Do patients with NSCLC and EGFR mutations have a particular pattern of metastasis?

The study investigated whether a common mutation in non small-cell lung cancer (NSCL), an EGFR mutation, can predict metastatic patterns (how cancer spreads to distant parts of the body) in advanced disease.

NSCLC is a common type of lung cancer that can have various underlying causes. Mutations (changes in DNA) are commonly associated with NSCLC, especially in metastatic cancer (cancer has spread to a new part of the body). Two of the most common mutations associated with metastatic NSCLC are in the epidermal growth factor receptor (EGFR) and KRAS proteins.

Patients with both types of mutations are commonly treated with drugs known as tyrosine kinase inhibitors (TKIs), for example Iressa and Tarceva. When compared to patients with both mutated and non-mutated KRAS proteins, those with EGFR mutations are shown to most benefit from treatment with TKI’s.
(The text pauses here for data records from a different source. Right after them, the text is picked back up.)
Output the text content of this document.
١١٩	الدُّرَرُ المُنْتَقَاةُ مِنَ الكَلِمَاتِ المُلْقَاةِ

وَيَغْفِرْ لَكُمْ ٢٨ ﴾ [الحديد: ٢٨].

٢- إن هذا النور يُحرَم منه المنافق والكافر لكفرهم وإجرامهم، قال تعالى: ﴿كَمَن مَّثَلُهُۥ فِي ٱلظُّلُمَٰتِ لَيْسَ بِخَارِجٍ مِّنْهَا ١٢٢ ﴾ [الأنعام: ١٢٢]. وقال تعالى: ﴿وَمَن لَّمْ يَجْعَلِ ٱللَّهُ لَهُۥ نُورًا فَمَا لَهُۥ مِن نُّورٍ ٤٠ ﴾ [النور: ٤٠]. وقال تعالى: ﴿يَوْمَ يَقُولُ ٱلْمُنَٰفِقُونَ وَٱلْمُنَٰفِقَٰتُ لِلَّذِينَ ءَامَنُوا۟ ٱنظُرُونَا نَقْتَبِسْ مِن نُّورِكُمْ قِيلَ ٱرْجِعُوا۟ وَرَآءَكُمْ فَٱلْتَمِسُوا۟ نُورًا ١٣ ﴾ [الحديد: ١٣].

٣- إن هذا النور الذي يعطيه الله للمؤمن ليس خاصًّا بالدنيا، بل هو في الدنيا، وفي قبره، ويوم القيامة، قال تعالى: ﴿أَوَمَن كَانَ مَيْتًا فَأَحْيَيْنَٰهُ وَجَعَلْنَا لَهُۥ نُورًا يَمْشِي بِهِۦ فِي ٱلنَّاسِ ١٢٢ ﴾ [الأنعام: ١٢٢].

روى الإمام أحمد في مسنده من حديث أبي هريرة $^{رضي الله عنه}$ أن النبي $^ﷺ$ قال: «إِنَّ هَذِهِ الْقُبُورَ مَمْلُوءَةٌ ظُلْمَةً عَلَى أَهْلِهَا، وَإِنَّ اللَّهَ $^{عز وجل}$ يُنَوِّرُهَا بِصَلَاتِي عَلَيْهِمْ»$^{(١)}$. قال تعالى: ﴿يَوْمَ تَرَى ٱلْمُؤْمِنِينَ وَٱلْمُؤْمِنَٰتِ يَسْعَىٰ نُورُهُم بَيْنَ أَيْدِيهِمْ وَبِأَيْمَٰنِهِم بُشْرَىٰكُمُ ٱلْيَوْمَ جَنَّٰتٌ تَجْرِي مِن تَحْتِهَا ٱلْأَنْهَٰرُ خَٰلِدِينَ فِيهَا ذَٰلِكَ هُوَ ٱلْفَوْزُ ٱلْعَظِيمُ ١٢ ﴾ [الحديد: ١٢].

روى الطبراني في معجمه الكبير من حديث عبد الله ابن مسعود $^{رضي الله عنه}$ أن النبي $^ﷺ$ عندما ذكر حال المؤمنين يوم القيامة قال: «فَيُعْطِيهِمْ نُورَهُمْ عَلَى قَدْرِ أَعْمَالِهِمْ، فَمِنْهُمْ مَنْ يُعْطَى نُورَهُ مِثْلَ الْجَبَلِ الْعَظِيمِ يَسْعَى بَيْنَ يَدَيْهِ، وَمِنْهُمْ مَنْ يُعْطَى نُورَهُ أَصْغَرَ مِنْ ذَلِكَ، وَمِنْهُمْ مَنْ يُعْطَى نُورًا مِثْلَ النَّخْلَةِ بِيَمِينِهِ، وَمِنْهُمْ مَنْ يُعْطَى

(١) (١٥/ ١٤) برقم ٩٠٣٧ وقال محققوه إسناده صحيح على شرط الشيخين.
However a common issue associated with EGFR positive mutations is metastasis into the brain; this is thought to be caused by the fact that TKI’s cannot reach the brain to prevent cancer from occurring. After brain, bone is the next most common site of metastasis for NSCLC, and like brain metastasis it severely impacts the patients’ quality of health and survival.

This study aimed to investigate whether a pattern of metastasis existed in patients with EGFR positive cancer when compared to both patients with and without KRAS mutations.

189 patients were included in the study, 62 patients with EGFR mutations, 65 patients with KRAS mutations and 62 patients with no EGFR/KRAS mutations. 93.5% of all EGFR patients received TKI based therapy at some point during their treatment.

Average overall survival (time between start of treatment and death) was longer in patients with EGFR mutations (26.7 months) compared to those with KRAS mutations (11months) and those with no mutation (11.5months).

Rate of brain metastasis did not differ between the three groups, 32.3% in the EGFR group developed metastasis compared to 35.4% in the KRAS positive group and 40.3% in the non-mutated patients.

No significant difference in metastatic brain cancer survival was observed, however patients with EGFR mutations took longer to develop brain metastasis

Rate of bone metastasis did not differ between the three groups.

Average survival after bone metastasis diagnosis was however shown to be longer in patients with EGFR mutation (15.5months) compared to patients with KRAS mutations (9.0 months) and those with no mutation (3.2 months).

Patients with EGFR mutations were shown to have a better outcome in terms of progression to metastatic disease and survival when associated with bone metastasis.